Samenvatting Introductie tot
sociologische theorie:
deeltentamen A
Introduction to sociological theory: theorists, concepts, and their
applicability to the Twenty-First Century – Michele Dillon (Fourth Edition)
Inhoudsopgave samenvatting
Introductie...................................................................................................................... 2
Hoofdstuk 1: Karl Marx (1818-1883)...............................................................................4
Hoofdstuk 2: Emile Durkheim (1858-1917)...................................................................10
Hoofdstuk 3: Max Weber (1864-1920)..........................................................................14
Hoofdstuk 4: Amerikaanse klassiekers - Hoofdstuk 4: pagina 176-184, 188-189, 193-
198............................................................................................................................... 19
Hoofdstuk 5: technologie, cultuur en politiek................................................................24
Hoofdstuk 7: uitwisseling, netwerken en rationele keuze theorieën - pagina 274-281,
284-293........................................................................................................................ 28
Dit is een dekkende samenvatting van de boekstof van het eerste
deeltentamen van Introductie Maatschappij Wetenschappen tijdens het
tweede blok van de studie Interdisciplinaire Sociale Wetenschappen.
Dikgedrukte termen en schuingedrukte kopjes in de samenvatting zijn
woorden die blauwgedrukt/dikgedrukt in het boek stonden.
Alle termen zijn vertaald naar het Nederlands, wanneer deze lastiger terug
te vertalen zijn naar het Engels, zijn ook de Engelse termen (zoals in het
boek) vermeld, tussen aanhalingstekens en schuingedrukt.
Veel succes(/sterkte) allemaal met studeren!
,Introductie
Het dagelijkse sociale leven is rijk aan complexiteit en wordt anders
geïnterpreteerd, afhankelijk van de theoretische invalshoek.
Karl Marx (1818-1883) richtte zich op de ongelijkheid binnen het
kapitalisme.

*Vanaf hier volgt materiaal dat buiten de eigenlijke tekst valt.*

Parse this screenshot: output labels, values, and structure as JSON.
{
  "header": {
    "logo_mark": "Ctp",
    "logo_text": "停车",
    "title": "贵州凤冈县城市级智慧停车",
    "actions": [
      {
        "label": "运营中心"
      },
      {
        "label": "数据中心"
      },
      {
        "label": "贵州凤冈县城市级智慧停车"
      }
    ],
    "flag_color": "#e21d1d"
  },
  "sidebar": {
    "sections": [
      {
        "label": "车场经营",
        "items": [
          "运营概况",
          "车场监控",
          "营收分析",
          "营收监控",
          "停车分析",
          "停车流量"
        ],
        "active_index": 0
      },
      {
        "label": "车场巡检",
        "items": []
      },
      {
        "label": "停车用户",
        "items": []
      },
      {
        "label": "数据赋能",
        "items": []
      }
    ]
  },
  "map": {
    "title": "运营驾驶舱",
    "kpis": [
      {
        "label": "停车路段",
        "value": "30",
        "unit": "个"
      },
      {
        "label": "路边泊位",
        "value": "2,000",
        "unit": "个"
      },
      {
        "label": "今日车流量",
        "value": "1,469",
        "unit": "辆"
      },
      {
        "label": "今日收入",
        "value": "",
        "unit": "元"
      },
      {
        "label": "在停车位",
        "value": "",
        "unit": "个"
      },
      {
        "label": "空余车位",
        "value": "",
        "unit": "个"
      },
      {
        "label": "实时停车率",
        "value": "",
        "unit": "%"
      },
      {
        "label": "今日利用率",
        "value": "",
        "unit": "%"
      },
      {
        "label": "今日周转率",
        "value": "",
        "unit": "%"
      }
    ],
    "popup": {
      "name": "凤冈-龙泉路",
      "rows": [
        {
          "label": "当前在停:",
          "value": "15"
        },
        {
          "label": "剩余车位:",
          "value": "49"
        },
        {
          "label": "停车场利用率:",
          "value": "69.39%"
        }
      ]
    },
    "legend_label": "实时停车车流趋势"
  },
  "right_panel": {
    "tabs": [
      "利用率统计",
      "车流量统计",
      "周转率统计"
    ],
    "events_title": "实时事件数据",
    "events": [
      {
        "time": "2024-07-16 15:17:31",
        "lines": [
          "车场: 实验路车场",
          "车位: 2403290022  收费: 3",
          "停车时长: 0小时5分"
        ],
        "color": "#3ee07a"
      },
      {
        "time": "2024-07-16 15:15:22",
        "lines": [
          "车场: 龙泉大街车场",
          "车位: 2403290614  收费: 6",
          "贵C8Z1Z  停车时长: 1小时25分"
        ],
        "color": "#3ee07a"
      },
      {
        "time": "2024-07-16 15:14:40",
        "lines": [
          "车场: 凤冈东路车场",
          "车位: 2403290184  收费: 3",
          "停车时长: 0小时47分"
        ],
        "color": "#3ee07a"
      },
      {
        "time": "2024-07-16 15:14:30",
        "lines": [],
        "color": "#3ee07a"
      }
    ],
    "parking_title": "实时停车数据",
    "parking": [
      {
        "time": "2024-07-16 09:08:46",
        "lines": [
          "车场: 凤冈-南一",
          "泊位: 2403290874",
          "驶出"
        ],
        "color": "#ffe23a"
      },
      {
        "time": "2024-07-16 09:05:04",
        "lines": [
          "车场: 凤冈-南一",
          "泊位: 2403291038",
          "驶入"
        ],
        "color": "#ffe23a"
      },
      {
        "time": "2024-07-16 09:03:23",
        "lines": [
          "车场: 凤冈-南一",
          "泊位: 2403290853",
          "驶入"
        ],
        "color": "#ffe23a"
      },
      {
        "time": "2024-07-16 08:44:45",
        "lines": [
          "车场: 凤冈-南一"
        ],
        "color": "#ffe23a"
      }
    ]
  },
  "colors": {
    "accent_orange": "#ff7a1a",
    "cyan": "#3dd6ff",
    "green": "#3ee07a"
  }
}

Hij beschreef hoe economische structuren worden bepaald
door de zoektocht naar winst, wat leidt tot lage lonen, slechte
arbeidsomstandigheden en klassenverschillen. Volgens Marx heeft
kapitalisme de vrijheid om te consumeren verheven tot het hoogste
ideaal.
Max Weber (1864-1920) onderzocht hoe sociale actoren worden
gedreven door hun overtuigingen en waarden. Hij wees op de rol van
status en levensstijl, naast economische ongelijkheid, in het creëren
van sociale verschillen.
Émile Durkheim (1858-1917) benadrukte dat afwijkend gedrag
normaal is, omdat het in alle samenlevingen voorkomt. Hij onderzocht
hoe sociale instituties individuen reguleren en wat gemeenschappen
samenhoudt.
De kracht van sociologische theorie
Sociologische theorie biedt een scala aan ideeën om het sociale leven
te begrijpen (pluralistisch). Het onderzoekt zowel de invloed van
grote sociale structuren (macrostructuren) op individuen als de
dynamiek van persoonlijke interacties. Daarnaast verkent het hoe
cultuur sociale structuren beïnvloedt, bijvoorbeeld door collectieve
acties en bewegingen.
Klassieke en moderne theorieën
1. Klassieke theorieën, zoals die van Marx, Weber en Durkheim, vormen
de basis van het sociologische denken.
2. Hedendaagse theorieën bouwen voort op deze klassiekers, vaak met
nieuwe perspectieven.
Ontstaan van sociologie: De maatschappelijke context
Sociologie is ontstaan in de Verlichting, een tijdperk waarin
rationaliteit en rede werden benadrukt. Filosofen als Thomas Hobbes,
John Locke en Jean-Jacques Rousseau legden de basis voor ideeën over
individuele rechten en het sociale contract. Elk bespraken ze hoe een
2
, individueel zich zou moeten verhouden tot de maatschappij op basis
van ratio.
o Hobbes geloofde in een sterke monarchie om chaos vanuit
individuelen te voorkomen/individuen te controleren.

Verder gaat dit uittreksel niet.